Connected Sets in Rn

Subjects: Vector Analysis
Links: Perfect and Connected Sets in R, Topological Connectedness

Def: Let $A \subseteq R^{n}$ . We say that $A$ is disconnected if there exist $B, C \subseteq R^{n}$ , nonempty such that:

$A = B \cup C$
$cl (B) \cap C = B \cap cl (C) = \emptyset$

A set is connected if it not disconnected

Def: Let $x, y \in R^{n}$ . We define the straight line segment that joins $x$ with $y$ , denoted with $[x, y]$ and defined by

[x, y] := {x + t (y - x) = (1 - t) x + t y ∣ 0 \leq t \leq 1}

Th: Let $B, C \subseteq R^{n}$ such that $x \in B$ and $y \in C$ . If $B$ and $C$ are separated, then $[x, y] ⊈ B \cup C$ .

Def: Let $A \subseteq R^{n}$ . We say that $A$ is convex if for every pair $x, y \in A$ , then $[x, y] \subseteq A$

Th: Let $A \subseteq R^{n}$ . If $A$ is convex, then $A$ is connected

Def: Let $x = x_{0}, x_{1}, x_{2}, \dots, x_{k} = y \in R^{n}$ , and we will that the set $⋃_{i = 1}^{n} [x_{i}, x_{i - 1}]$ is a polygonal curve that connects $x$ and $y$ .

Def: Let $A \subseteq R^{n}$ . $A$ is polygonally connected if for every pair of points $x, y \in A$ exists a polygonal curve that connects $x$ and $y$ and is contained in $A$ .

Th: Let $A \subseteq R^{n}$ be a nonempty open set. $A$ is connected, iff $A$ is polygonally connected.

Prop: Let $A \subseteq R^{n}$ . $A$ is disconnected iff there’s $U, V \subseteq R^{n}$ open sets such that:

$A \subseteq U \cup V$
$A \cap U \neq \emptyset$ and $A \cap V \neq \emptyset$
$A \cap U \cap V = \emptyset$

Cor: Let $A \subseteq R^{n}$ . $A$ is connected iff there’s no $U, V \subseteq R^{n}$ open sets such that:

$A \subseteq U \cup V$
$A \cap U \neq \emptyset$ and $A \cap V \neq \emptyset$
$A \cap U \cap V = \emptyset$

Path-Connected Sets

Def:************ A set $A \subseteq R^{n}$ is path-connected if for every pair of points $x, y \in A$ there exists a continuous fucntion $γ : [0, 1] \to R^{n}$ with $γ (0) = 1$ and $γ (1) = b$ . We call $γ$ a ****path joining $a$ and $b$ .

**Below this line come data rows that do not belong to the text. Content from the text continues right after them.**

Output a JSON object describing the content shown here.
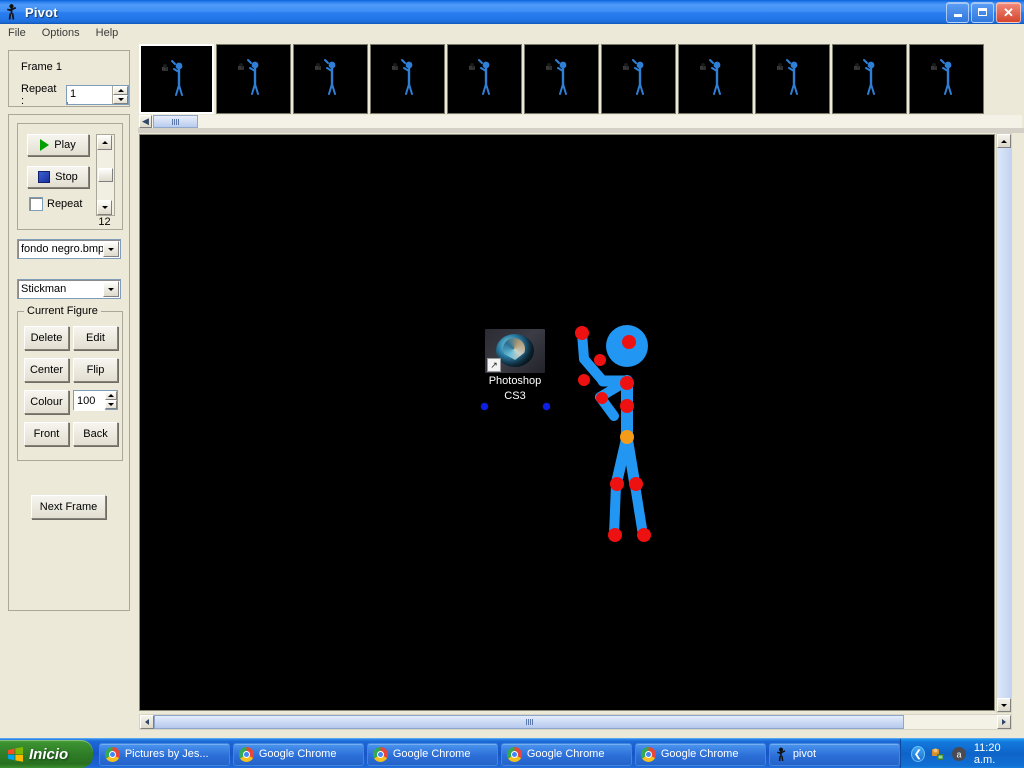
{
  "window": {
    "title": "Pivot",
    "icon": "stickman-icon",
    "buttons": {
      "minimize": "minimize-button",
      "maximize": "maximize-button",
      "close": "close-button"
    }
  },
  "menu": {
    "items": [
      {
        "label": "File"
      },
      {
        "label": "Options"
      },
      {
        "label": "Help"
      }
    ]
  },
  "sidebar": {
    "frame_group": {
      "frame_label": "Frame 1",
      "repeat_label": "Repeat :",
      "repeat_value": "1"
    },
    "playback": {
      "play_label": "Play",
      "stop_label": "Stop",
      "repeat_label": "Repeat",
      "repeat_checked": false,
      "speed_value": "12"
    },
    "background_combo": {
      "value": "fondo negro.bmp"
    },
    "figure_combo": {
      "value": "Stickman"
    },
    "current_figure": {
      "legend": "Current Figure",
      "buttons": [
        {
          "label": "Delete"
        },
        {
          "label": "Edit"
        },
        {
          "label": "Center"
        },
        {
          "label": "Flip"
        },
        {
          "label": "Colour"
        },
        {
          "label": "Front"
        },
        {
          "label": "Back"
        }
      ],
      "colour_value": "100"
    },
    "next_frame_label": "Next Frame"
  },
  "thumbnails": {
    "count": 11,
    "selected_index": 0,
    "scroll_left_label": "◀",
    "scroll_right_label": "▶"
  },
  "canvas": {
    "background_color": "#000000",
    "desktop_icon": {
      "label_line1": "Photoshop",
      "label_line2": "CS3",
      "name": "photoshop-cs3-icon"
    },
    "figure": {
      "name": "stickman",
      "limb_color": "#2196f3",
      "joint_color": "#ee1111",
      "hip_joint_color": "#f59b1a",
      "head_color": "#2196f3"
    },
    "scroll": {
      "up_label": "▲",
      "down_label": "▼",
      "left_label": "◀",
      "right_label": "▶"
    }
  },
  "taskbar": {
    "start_label": "Inicio",
    "tasks": [
      {
        "label": "Pictures by Jes...",
        "icon": "chrome-icon"
      },
      {
        "label": "Google Chrome",
        "icon": "chrome-icon"
      },
      {
        "label": "Google Chrome",
        "icon": "chrome-icon"
      },
      {
        "label": "Google Chrome",
        "icon": "chrome-icon"
      },
      {
        "label": "Google Chrome",
        "icon": "chrome-icon"
      },
      {
        "label": "pivot",
        "icon": "stickman-icon"
      }
    ],
    "tray": {
      "arrow": "❮",
      "clock": "11:20 a.m."
    }
  }
}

Prop:************ A path-connected set is connected.

Th: Let $A \subseteq R^{n}$ an nonempty open set. $A$ is connected iff $A$ is path-connected.

Th: Let $A \subseteq R^{n}$ be an open connected set, and $x, y \in A$ , then there’s a differentiable path $γ : [0, 1] \to R^{n}$ with $γ (0) = x$ and $γ (1) = y$

Path-Covering Lemma

Suppose $γ : [a, b] \to U$ is a continuous path from the interval into an open subset $U$ of $R^{n}$ . Then there are a number $ρ > 0$ and a partition $P$ of the interval $[a, b]$ such that:

$B_{ρ} (t_{k}) \subseteq U$ for $k \in {1, \dots, m}$
$γ (t) \in B_{ρ} (γ (t_{0}))$ for $t_{0} \leq t \leq t_{1}$
$γ (t) \in B_{ρ} (γ (t_{k}))$ for $t_{k - 1} \leq t \leq t_{k + 1}$
$γ (t) \in B_{ρ} (γ (t_{m}))$ for $t_{m - 1} \leq t \leq t_{m}$